One Key to Kicking Gum Disease: Exercise

running shoesWe’ve looked before at how exercise supports healthy teeth and gums just as much as it does your overall health and well-being. Now new research suggests that one of the ways this happens is by keeping inflammation under control.

Inflammation, of course, is a common thread through the many health conditions linked to gum disease. These include diabetes, stroke, heart disease, rheumatoid arthritis, Alzheimer’s, cancer, and more.

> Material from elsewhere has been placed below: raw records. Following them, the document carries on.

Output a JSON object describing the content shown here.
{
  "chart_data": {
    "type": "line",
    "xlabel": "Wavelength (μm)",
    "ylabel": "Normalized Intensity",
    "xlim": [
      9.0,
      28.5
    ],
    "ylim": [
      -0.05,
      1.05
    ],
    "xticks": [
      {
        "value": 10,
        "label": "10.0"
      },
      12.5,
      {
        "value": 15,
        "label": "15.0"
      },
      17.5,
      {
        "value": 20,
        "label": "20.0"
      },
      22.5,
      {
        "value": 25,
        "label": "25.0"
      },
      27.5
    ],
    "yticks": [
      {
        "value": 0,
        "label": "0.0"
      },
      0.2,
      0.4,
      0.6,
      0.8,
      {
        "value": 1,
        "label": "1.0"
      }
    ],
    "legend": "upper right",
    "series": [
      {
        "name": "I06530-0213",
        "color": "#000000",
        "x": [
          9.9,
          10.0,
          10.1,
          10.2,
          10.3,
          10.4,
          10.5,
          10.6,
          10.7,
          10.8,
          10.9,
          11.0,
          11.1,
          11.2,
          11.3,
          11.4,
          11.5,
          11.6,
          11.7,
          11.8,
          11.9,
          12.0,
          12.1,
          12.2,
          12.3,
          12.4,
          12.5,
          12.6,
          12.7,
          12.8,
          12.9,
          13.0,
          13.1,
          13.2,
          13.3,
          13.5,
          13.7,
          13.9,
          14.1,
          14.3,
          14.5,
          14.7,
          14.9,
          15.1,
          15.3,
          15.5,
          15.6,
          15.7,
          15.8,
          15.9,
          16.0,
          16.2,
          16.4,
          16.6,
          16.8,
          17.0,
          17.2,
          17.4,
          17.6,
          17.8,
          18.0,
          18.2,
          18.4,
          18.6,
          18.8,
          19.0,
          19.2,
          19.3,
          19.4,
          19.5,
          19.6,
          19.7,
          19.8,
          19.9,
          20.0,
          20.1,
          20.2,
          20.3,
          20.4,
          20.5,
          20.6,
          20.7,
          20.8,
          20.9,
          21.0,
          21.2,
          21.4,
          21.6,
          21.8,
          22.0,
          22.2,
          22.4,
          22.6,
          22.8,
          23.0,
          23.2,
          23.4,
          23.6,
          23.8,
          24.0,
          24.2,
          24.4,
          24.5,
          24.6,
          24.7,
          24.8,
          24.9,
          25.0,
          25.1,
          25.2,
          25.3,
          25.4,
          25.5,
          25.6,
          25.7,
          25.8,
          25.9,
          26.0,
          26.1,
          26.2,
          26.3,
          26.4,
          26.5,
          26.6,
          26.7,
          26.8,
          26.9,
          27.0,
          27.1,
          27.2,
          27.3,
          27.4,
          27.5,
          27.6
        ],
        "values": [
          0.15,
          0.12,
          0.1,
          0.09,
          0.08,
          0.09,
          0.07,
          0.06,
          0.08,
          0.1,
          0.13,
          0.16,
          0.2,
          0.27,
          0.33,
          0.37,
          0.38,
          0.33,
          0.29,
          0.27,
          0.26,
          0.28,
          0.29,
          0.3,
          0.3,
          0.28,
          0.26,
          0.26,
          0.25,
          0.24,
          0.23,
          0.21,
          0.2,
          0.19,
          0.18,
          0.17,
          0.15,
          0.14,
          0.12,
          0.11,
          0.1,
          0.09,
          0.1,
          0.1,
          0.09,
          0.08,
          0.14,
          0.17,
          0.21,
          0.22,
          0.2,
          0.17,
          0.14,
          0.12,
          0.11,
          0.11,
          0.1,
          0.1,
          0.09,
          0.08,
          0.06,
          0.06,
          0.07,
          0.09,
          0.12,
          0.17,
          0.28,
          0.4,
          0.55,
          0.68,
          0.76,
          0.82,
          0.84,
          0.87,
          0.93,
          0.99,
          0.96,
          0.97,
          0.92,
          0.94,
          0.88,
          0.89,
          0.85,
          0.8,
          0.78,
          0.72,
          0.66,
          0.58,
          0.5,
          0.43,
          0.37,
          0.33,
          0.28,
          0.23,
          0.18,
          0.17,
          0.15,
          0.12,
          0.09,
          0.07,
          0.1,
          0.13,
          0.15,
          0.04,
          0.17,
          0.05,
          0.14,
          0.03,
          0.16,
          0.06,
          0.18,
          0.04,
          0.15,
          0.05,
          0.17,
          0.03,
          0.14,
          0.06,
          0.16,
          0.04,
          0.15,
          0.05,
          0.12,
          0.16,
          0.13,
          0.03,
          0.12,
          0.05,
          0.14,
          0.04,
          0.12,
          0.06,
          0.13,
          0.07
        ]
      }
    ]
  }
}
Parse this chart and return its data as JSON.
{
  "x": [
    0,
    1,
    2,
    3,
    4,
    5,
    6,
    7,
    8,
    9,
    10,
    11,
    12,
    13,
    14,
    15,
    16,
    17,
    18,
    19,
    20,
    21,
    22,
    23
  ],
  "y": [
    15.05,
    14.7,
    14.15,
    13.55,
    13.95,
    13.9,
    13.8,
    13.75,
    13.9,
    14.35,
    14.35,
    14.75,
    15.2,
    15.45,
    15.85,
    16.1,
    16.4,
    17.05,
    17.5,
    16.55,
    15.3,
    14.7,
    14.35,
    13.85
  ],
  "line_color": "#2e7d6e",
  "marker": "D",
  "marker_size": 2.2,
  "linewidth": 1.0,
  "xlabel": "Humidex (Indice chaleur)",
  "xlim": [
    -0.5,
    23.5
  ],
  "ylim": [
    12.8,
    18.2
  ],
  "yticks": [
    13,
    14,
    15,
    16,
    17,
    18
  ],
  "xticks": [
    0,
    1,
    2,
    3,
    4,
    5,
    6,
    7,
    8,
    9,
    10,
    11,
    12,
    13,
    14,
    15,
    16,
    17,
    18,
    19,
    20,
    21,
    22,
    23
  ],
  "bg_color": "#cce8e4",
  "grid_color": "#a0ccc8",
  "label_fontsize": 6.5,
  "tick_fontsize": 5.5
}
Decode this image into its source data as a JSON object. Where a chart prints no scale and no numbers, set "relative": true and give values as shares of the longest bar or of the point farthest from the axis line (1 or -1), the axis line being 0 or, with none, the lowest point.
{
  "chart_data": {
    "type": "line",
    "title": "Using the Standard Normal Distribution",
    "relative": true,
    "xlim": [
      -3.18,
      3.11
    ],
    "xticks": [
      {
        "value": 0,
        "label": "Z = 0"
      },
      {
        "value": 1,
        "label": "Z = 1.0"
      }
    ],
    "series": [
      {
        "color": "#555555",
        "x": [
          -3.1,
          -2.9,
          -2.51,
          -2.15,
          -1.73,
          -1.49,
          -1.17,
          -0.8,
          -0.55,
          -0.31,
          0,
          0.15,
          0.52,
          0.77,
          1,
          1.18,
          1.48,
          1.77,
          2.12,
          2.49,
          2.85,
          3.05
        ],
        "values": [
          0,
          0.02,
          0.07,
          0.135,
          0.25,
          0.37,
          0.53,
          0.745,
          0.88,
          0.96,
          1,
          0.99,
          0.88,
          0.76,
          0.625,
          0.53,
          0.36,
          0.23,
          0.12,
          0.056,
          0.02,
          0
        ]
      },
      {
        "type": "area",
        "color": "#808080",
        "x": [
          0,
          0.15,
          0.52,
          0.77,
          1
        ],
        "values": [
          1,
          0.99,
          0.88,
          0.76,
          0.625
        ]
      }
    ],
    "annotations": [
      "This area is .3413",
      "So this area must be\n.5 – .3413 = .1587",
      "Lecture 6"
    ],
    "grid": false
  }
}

Simply put, the chronic inflammation in a mouth with periodontal disease also leads to chronic inflammation throughout the whole body. Much of what we do to fight the gum disease – the planing, scaling, irrigating with ozone, disinfecting with laser, and more – are attempts to curb the inflammatory processes there in the mouth. Anything that can help control inflammation is helpful.

And that includes exercise, according to the paper just published in the Journal of Clinical Periodontology.

The study was performed on lab rats that were taught to swim to swim for one hour each day. After six weeks of this exercise, the researchers induced periodontal disease in these rats, as well as in another group of rats that were not exercising.

Then they monitored them, looking specifically as loss of supporting jaw bone and epithelial attachment. Each represents a different aspect of what periodontal disease does to the gums and teeth.

Loss of epithelial attachment is a measure of soft tissue damage. Epithelial tissues make up the outermost layer of the gums and are critical for the attachment of the gums to the teeth. A they become less attached, the gums recede and the gingival pockets alongside the teeth deepen. These are a perfect place for pathogenic (harmful) microbes to live and multiply, which only worsens the condition.

Ultimately, the chronic inflammation from these infections leads to another consequence of periodontal disease: alveolar bone loss – that is, the bone that supports your teeth. This destruction happens in the advanced stages of gum disease. It weakens the jawbone itself and destroys that attachment points for the teeth.

As both the soft tissues and jawbone are increasingly damaged, it becomes impossible to keep the teeth in the mouth, leading to their loss.

But those lab rats show how exercise can make this outcome less inevitable.

Those who exercised showed much less loss of epithelial attachment and bone than those who weren’t trained to exercise. Specifically, exercise decreased the amount of a protein called tumor necrosis factor-alpha (TNF-Alpha) and increased the amount of another protein Interleukin-10 (IL-10). TNF-alpha increases inflammation while IL-10 is anti-inflammatory.

This shows that the exercise inhibited inflammation by affecting the proteins that control it, affecting signs of both early and late gum disease.

But wait! There’s more!

One other effect of periodontal disease – in rats and many humans alike – is heightened anxiety. Using behavioral tests, the researchers also found that anxiety-related behaviors were less severe among the rats that exercised. Changes in brain structure suggested that exercise may make rats without periodontal disease more resistant to anxiety as well.

There’s considerable debate over how much exercise is desirable and what kinds are best. We don’t recommend getting caught up in all that. The important thing is to find physical activity that you like and make doing it a priority. If you say that you’ll do it when you have the time, you never will. Yet it should be considered as essential to your health as good diet and hygiene. It’s a point that bears repeating:

Just as you wouldn’t go for days on end without brushing or showering or drinking water or eating healthy food, you shouldn’t go without physical activity.

Your gums – and the rest of you – will be grateful.